Precisely, the erasure was what we experienced from Mr. Straw at the summit. Adding insult to injury was Mr. Straw demanding from the stage that Muslim theologians needed to issue fatwas and speak out against Da’ish with the underlying assumption that either they are silent or collectively are supportive and responsible for what the terrorists are doing.

During the question-and-answer period, I made sure to challenge this collective assignment of responsibility and the unsubstantiated assertion that Muslim theologians are silent and to be faulted for what is underway in Iraq. I did mention that I was a party of a collective response by Muslim scholars directed at refuting Da’ish claims. Furthermore, I pointed out that every Muslim group of any level of standing around the world issued a statement — if not multiple ones — in response to Da’ish criminal and terroristic acts. Lastly, I put the question to Mr. Straw as to why he believed that Muslims, as a group, all 1.4 billion of them, should be held responsible for Da’ish and not Bush, Blair and himself for the invasion of Iraq and creating the conditions that gave rise to this terroristic enterprise. Mr. Straw’s answer to the question was not forthcoming and he swiftly shifted from lack of fatwas to blaming people for being confused as to what to do. While people’s confusion is not unique to Muslims, Mr. Straw problematizing it as the cause for Da’ish’s rise is wickedly cruel. Furthermore, Mr. Straw refused to admit any responsibility for the horror show in Iraq. On the stage and sharing the panel with Mr. Straw was Mahdi Hasan from Aljazeera English, who pressed him on the question by stating that Blair himself has accepted partial responsibility and if he would do the same, but to no avail.

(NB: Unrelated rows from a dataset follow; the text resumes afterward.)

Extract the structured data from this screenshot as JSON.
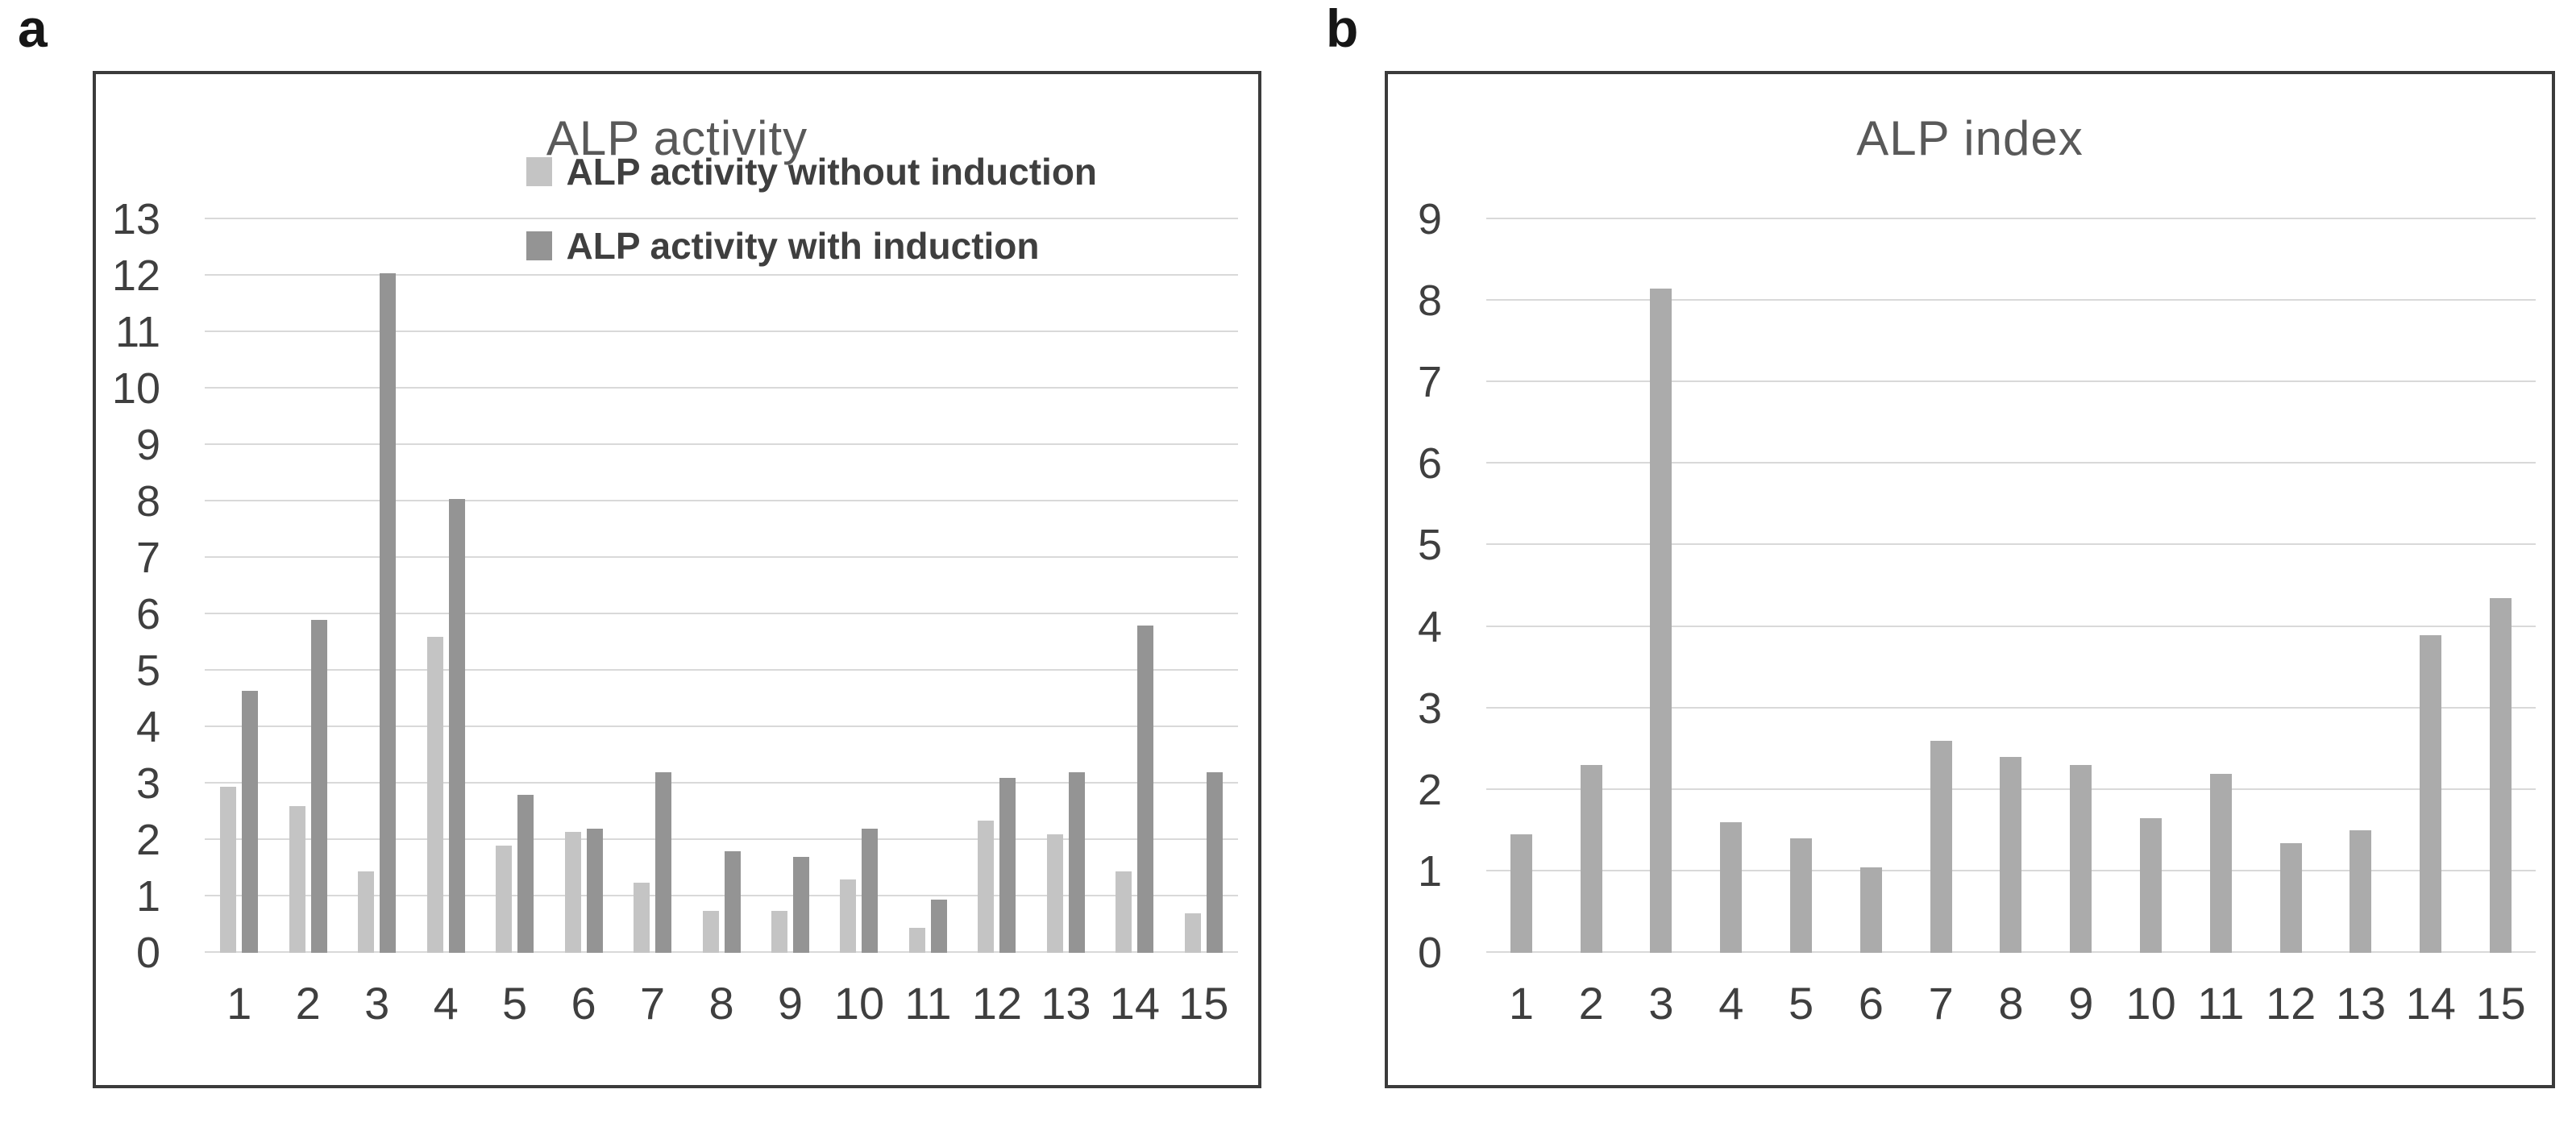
{
  "page": {
    "background": "#ffffff",
    "frame_color": "#3b3b3b",
    "gridline_color": "#d9d9d9",
    "title_color": "#595959",
    "tick_color": "#3f3f3f"
  },
  "chart_data": [
    {
      "type": "bar",
      "panel_label": "a",
      "title": "ALP activity",
      "xlabel": "",
      "ylabel": "",
      "ylim": [
        0,
        13
      ],
      "ytick_step": 1,
      "grid": true,
      "legend_position": "inside-upper-right",
      "categories": [
        "1",
        "2",
        "3",
        "4",
        "5",
        "6",
        "7",
        "8",
        "9",
        "10",
        "11",
        "12",
        "13",
        "14",
        "15"
      ],
      "series": [
        {
          "name": "ALP activity without induction",
          "color": "#c4c4c4",
          "values": [
            2.95,
            2.6,
            1.45,
            5.6,
            1.9,
            2.15,
            1.25,
            0.75,
            0.75,
            1.3,
            0.45,
            2.35,
            2.1,
            1.45,
            0.7
          ]
        },
        {
          "name": "ALP activity with induction",
          "color": "#949494",
          "values": [
            4.65,
            5.9,
            12.05,
            8.05,
            2.8,
            2.2,
            3.2,
            1.8,
            1.7,
            2.2,
            0.95,
            3.1,
            3.2,
            5.8,
            3.2
          ]
        }
      ]
    },
    {
      "type": "bar",
      "panel_label": "b",
      "title": "ALP index",
      "xlabel": "",
      "ylabel": "",
      "ylim": [
        0,
        9
      ],
      "ytick_step": 1,
      "grid": true,
      "legend_position": "none",
      "categories": [
        "1",
        "2",
        "3",
        "4",
        "5",
        "6",
        "7",
        "8",
        "9",
        "10",
        "11",
        "12",
        "13",
        "14",
        "15"
      ],
      "series": [
        {
          "name": "ALP index",
          "color": "#ababab",
          "values": [
            1.45,
            2.3,
            8.15,
            1.6,
            1.4,
            1.05,
            2.6,
            2.4,
            2.3,
            1.65,
            2.2,
            1.35,
            1.5,
            3.9,
            4.35
          ]
        }
      ]
    }
  ]
}
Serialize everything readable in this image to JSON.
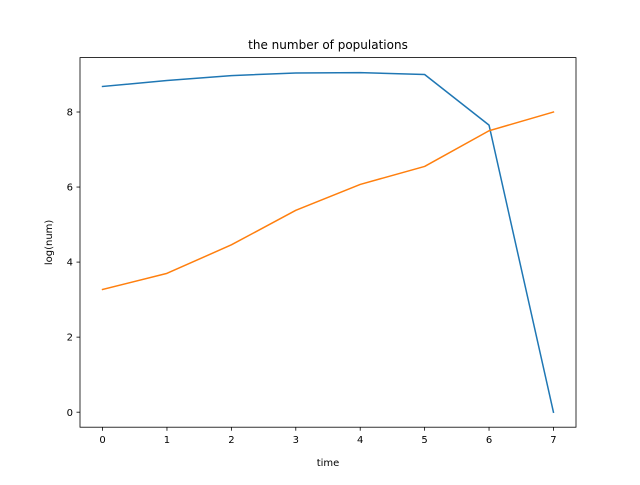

The European Islamophobia Summit was a moment of marking and unmarking history. An event that should have been marked and written back into contemporary history — the local narrative of the Bosnian genocide — ended up in compounded erasures and shifting responsibility. Not to imply that all the presentations suffered from the same error; on the contrary, some great papers and speakers offered detailed accounting of Islamophobia at the European and theoretical levels. But the opening and some parts of the summit created problematic framing and wasted badly needed resources. What the Bosnian genocide provides is a stark contemporary example of the far-reaching consequences of Islamophobia. The Bosnian genocide provides an illustration of what happens when a process of de-humanization is set in motion and is coupled with a nativist and nationalist fervor. Death camps, acts of mass rape, ethnic cleansing and genocide begin with constructing an othering narrative that then gets to be affirmed through action. The narrative about Muslims in Europe and America should raise alarms for everyone concerned, and the Bosnian experience is an apt lesson that “never again” was not sustained.